We changed our ways when we released additional features two months after the official release.
Immediately after the stable release, we found three bugs. They had slipped through because of human error during manual E2E testing and because we failed to verify affected parts after a hotfix. Fortunately, there was no direct impact on customers, but I felt an enormous sense of responsibility for releasing something that contains three bugs.
The MVP is becoming more widely accepted, and the number of customers is increasing. We have plans for adding even more features as we work towards PMF, but if we continue doing things the same way, there will be a critical bug at some point that will affect customers.
The number of items we check in E2E testing has increased to 900 items. So far, we’ve managed to get to a stable release in two days after deploying from the staging environment, but this release cycle could come crashing down on us at any point.
Given all of those reasons, we decided to allocate 20% of the development resources to quality assurance and write tests.
Ensuring Quality while Maintaining Speed
Aim for 70% Unit Testing?
If you decide to write tests, you should follow the status quo and climb the Testing Pyramid from the bottom and aim for 70% unit testing first. However, aiming for 70% wasn’t the right move for us, considering our phase.
I think aiming for 70% would be fine if the product is highly likely to win in the market and already has enough QA staff. It would also be an option for business systems where you can’t roll back very easily or systems where even a single bug would be a catastrophe, such as systems in medicine, government, or elections.
Since SaaS is used in business operations on a daily basis, it would cause a great deal of inconvenience to the customers if our business stopped. Quality is vital to a product, but if you can’t add useful features or make improvements, the customer’s experience will suffer and could kill the business.
Startups may be full of dreams, but they are always short on engineer resources. Dealing with bugs and regression is time-consuming, so it’s important to inch forward while identifying areas where writing a test would accelerate development.
We don’t have a defined percentage. Instead, we identify the areas prone to bugs and regression and the features where bugs would be critical. We then spent 20% of our resources implementing unit tests and API tests in those areas.
By running E2E testing on all other areas, we believe we can keep the speed while maintaining a certain level of quality.
Introducing an E2E Test Automation Platform
Aside from implementing unit tests, we also need to figure out how to manage the bloated E2E test situation.

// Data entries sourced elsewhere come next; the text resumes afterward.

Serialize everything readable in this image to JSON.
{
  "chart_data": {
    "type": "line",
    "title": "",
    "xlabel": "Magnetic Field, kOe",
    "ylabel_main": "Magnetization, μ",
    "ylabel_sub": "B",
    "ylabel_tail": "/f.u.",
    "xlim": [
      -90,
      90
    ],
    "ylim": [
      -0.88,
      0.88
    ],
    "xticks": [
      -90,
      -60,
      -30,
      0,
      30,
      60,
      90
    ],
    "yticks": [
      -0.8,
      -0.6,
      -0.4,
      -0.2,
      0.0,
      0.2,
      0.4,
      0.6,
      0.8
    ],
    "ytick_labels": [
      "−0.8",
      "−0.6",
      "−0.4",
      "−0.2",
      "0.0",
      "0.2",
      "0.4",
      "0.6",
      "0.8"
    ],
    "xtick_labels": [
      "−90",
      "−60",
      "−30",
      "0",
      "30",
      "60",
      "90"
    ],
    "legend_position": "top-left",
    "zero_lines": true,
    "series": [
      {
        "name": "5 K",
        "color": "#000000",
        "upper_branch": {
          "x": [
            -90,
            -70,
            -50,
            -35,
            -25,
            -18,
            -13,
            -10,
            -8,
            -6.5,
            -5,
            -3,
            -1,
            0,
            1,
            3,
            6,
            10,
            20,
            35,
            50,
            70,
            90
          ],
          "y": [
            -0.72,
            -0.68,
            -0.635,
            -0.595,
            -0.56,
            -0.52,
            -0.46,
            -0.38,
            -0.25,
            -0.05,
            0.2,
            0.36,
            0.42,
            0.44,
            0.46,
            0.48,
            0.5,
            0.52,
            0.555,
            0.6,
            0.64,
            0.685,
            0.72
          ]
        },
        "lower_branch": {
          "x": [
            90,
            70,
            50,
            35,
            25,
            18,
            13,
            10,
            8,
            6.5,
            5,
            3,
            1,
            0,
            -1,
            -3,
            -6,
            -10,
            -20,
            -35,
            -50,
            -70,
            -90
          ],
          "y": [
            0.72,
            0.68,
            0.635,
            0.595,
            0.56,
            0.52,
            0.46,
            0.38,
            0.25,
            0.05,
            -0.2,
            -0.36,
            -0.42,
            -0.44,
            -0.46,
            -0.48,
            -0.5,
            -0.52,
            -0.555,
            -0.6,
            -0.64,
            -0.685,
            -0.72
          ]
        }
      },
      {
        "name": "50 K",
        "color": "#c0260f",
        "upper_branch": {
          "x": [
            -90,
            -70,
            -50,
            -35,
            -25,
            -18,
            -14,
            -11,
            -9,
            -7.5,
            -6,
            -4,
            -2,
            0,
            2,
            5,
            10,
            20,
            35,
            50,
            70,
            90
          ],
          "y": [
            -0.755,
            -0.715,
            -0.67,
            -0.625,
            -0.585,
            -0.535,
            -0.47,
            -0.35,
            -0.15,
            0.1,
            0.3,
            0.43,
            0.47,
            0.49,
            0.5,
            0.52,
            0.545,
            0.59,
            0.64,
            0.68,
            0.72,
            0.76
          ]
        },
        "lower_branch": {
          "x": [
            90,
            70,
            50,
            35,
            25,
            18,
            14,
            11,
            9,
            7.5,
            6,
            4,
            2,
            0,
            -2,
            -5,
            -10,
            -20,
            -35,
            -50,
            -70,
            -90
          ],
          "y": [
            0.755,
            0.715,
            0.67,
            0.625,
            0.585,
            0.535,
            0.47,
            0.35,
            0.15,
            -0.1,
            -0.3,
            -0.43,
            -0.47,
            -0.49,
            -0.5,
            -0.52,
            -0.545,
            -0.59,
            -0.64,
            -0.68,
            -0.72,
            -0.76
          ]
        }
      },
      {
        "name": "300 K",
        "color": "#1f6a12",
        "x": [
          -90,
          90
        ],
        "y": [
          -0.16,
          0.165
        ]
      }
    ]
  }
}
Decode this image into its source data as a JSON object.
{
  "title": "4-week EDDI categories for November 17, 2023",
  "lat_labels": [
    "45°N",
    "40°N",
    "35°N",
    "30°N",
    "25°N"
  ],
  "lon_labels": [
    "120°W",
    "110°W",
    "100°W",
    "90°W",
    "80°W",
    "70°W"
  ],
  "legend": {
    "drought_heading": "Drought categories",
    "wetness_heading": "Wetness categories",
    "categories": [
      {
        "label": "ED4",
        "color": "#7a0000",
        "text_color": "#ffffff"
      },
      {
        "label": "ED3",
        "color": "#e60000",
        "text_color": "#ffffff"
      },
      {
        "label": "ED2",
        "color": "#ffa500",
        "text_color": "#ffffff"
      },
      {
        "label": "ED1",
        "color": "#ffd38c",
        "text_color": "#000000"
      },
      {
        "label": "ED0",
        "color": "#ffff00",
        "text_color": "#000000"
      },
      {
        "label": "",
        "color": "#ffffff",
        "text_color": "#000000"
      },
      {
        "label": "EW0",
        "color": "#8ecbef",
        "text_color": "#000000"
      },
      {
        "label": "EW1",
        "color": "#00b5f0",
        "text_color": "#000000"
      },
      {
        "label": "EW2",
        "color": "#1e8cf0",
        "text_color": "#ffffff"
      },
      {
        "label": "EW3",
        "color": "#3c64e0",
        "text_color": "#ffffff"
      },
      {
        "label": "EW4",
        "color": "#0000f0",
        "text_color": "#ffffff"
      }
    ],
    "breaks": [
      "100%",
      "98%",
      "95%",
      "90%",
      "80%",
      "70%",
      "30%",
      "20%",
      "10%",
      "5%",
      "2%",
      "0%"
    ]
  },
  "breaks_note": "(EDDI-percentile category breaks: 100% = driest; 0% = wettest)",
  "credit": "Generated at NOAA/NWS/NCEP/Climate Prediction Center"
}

Manually testing 900 items in two days is already overwhelming, and we were asking people outside the development team for help.
So, we introduced a no-code E2E test automation tool. It’s a capture replay tool, which records the E2E test operation and executes it automatically.
After using it, I found that the no-code E2E test automation tool is a tool that can change the way we climb the traditional Testing Pyramid and change how we allocate resources. Traditionally, only an engineer could implement tests. So, the only way to climb the pyramid was to go from the bottom.
However, with the test automation tool, engineers could climb from the bottom while someone else could descend from the top. Besides, there are areas where unit tests can be substituted, and engineers can continue testing accordingly.
Some people have told us not to use capture replay, but I think what they actually mean is that we shouldn’t rely on it just because it looks convenient. We should think of it as tempting ice cream. Although it’s automated, it’s still an E2E test. It’s prone to breaking, it’s slow, and it’s challenging to identify the cause of an error. Our way of doing things here at LayerX is to know the limitations of tools and SaaS and use them anyway.